Due to the flexibility of network policy and labelling, there are often multiple different ways of labelling and writing policies that can achieve the same particular goal. One of the most common approaches is to have a small number of global policies that apply to all pods, and then a single pod specific policy that defines all the ingress and egress rules that are particular to that pod.

For example:

kind: NetworkPolicy
apiVersion: networking.k8s.io/v1
metadata:
name: front-end
namespace: staging
spec:
podSelector:
matchLabels:
app: back-end
ingress:
- from:
- podSelector:
matchLabels:
app: front-end
ports:
- protocol: TCP
port: 443
egress:
- to:
- podSelector:
matchLabels:
app: database
ports:
- protocol: TCP
port: 27017

Default deny

One approach to ensuring these best practices are being followed is to define default deny network policies.
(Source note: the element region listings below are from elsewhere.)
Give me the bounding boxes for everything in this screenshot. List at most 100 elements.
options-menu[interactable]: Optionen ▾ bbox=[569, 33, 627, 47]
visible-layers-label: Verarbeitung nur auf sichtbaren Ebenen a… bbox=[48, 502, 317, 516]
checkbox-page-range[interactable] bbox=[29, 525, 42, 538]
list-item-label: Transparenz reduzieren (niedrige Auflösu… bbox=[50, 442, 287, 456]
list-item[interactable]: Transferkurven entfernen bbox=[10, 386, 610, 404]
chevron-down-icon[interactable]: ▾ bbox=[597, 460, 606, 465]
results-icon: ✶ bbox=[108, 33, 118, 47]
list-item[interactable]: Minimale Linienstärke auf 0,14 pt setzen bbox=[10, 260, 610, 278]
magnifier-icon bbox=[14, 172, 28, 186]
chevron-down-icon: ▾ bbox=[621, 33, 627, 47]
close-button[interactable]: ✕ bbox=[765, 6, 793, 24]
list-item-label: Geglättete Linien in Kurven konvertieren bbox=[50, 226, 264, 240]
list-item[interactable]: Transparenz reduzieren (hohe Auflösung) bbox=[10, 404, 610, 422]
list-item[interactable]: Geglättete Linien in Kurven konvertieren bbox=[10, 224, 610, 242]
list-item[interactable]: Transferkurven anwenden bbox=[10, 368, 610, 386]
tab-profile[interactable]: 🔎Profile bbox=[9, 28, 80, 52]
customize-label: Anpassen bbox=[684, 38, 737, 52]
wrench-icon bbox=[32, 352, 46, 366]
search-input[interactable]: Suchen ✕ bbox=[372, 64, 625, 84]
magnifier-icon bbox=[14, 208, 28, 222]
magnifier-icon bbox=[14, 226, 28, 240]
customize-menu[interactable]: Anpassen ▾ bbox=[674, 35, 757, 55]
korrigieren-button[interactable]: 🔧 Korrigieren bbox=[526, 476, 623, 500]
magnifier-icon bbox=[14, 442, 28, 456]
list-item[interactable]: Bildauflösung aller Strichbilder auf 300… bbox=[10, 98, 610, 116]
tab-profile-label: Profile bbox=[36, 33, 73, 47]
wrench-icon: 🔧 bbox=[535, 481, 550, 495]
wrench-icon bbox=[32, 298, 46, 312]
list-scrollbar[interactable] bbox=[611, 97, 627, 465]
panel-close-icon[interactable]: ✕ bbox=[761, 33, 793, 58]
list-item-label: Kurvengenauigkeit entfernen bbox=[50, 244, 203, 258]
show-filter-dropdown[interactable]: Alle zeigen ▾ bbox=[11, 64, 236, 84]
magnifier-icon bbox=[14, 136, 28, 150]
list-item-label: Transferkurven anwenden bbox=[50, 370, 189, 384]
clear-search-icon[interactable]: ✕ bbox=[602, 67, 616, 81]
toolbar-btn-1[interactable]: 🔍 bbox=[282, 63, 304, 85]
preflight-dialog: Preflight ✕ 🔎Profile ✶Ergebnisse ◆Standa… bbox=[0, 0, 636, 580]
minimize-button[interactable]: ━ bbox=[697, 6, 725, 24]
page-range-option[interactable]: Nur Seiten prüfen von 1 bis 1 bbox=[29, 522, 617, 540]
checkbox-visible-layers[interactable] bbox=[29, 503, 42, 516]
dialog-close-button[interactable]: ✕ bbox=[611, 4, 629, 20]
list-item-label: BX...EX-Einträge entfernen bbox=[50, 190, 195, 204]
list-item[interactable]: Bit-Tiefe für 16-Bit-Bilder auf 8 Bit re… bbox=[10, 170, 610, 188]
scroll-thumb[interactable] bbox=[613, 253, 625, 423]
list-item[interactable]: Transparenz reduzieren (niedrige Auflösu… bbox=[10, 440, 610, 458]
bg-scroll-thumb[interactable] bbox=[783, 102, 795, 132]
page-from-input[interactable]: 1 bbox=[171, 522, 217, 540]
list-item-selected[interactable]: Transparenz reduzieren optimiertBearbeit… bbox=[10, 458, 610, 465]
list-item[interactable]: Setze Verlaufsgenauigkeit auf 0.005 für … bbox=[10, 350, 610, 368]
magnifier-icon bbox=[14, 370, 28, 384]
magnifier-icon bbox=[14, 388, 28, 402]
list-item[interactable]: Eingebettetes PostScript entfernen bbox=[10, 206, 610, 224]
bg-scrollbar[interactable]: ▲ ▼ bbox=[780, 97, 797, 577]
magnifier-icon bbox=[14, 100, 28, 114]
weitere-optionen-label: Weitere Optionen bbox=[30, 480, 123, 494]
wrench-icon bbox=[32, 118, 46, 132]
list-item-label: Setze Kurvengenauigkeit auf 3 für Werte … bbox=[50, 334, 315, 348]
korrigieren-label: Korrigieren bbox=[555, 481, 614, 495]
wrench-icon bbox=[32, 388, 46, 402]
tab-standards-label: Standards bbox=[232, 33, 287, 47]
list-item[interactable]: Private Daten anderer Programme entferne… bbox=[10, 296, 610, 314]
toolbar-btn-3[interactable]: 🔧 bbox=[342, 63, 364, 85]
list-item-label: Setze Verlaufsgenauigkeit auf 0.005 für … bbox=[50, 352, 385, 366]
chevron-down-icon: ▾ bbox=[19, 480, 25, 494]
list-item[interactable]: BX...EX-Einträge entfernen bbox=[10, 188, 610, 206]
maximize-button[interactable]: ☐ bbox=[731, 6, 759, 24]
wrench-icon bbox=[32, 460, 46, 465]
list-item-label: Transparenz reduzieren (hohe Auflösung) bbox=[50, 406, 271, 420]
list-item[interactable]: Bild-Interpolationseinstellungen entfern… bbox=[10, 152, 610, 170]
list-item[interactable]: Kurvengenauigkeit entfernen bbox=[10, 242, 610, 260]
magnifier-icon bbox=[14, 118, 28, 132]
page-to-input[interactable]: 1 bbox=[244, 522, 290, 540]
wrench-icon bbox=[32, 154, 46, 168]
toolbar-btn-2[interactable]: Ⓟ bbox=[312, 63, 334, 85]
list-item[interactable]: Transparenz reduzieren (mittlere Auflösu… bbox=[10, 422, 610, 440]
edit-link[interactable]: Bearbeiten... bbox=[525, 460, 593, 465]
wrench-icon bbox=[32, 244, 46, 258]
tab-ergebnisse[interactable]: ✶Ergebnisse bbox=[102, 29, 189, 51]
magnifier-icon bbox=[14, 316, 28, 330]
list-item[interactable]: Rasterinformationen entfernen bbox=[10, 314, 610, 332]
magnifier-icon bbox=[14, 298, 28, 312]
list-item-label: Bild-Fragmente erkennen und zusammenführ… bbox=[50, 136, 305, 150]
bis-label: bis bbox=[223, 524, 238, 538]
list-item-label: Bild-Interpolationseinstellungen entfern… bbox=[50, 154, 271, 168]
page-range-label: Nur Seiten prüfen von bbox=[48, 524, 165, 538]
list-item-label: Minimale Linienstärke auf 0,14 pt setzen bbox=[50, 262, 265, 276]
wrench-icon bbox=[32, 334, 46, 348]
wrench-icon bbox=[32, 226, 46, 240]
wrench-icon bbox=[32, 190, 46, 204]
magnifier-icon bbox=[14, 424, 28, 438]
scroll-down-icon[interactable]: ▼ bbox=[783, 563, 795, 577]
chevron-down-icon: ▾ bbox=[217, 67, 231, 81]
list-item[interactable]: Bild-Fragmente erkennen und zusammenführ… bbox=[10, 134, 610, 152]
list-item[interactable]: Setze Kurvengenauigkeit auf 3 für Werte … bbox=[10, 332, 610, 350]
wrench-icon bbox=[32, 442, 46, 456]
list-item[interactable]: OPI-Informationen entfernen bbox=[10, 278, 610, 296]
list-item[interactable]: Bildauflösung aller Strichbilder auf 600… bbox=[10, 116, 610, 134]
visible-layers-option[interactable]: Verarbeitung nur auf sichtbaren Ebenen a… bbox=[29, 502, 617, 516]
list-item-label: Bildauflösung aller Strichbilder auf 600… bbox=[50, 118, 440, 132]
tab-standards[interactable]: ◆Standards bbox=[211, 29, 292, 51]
These ensure that if no other policy is defined that explicitly allows traffic to/from a pod, then the traffic will be denied. As a result, anytime a team deploys a new pod, they are forced to also define network policy for the pod. It can be useful to use a Calico Enterprise GlobalNetworkPolicy for this (rather than needing to define a policy every time a new namespace is created) and to include some exceptions to the default deny (for example to allow pods to access DNS).

For example, you might use the following policy to default-deny all (non-system) pod traffic except for DNS queries to kube-dns/core-dns.

apiVersion: projectcalico.org/v3
kind: GlobalNetworkPolicy
metadata:
name: default-app-policy
spec:
namespaceSelector: has(projectcalico.org/name) && projectcalico.org/name not in {"kube-system", "calico-system", "calico-apiserver"}
types:
- Ingress
- Egress
egress:
- action: Allow
protocol: UDP
destination:
selector: k8s-app == "kube-dns"
ports:
- 53

Hierarchical policy

Calico Enterprise supports hierarchical network policy using policy tiers. RBAC for each tier can be defined to restrict who can interact with each tier. This can be used to delegate trust across multiple teams.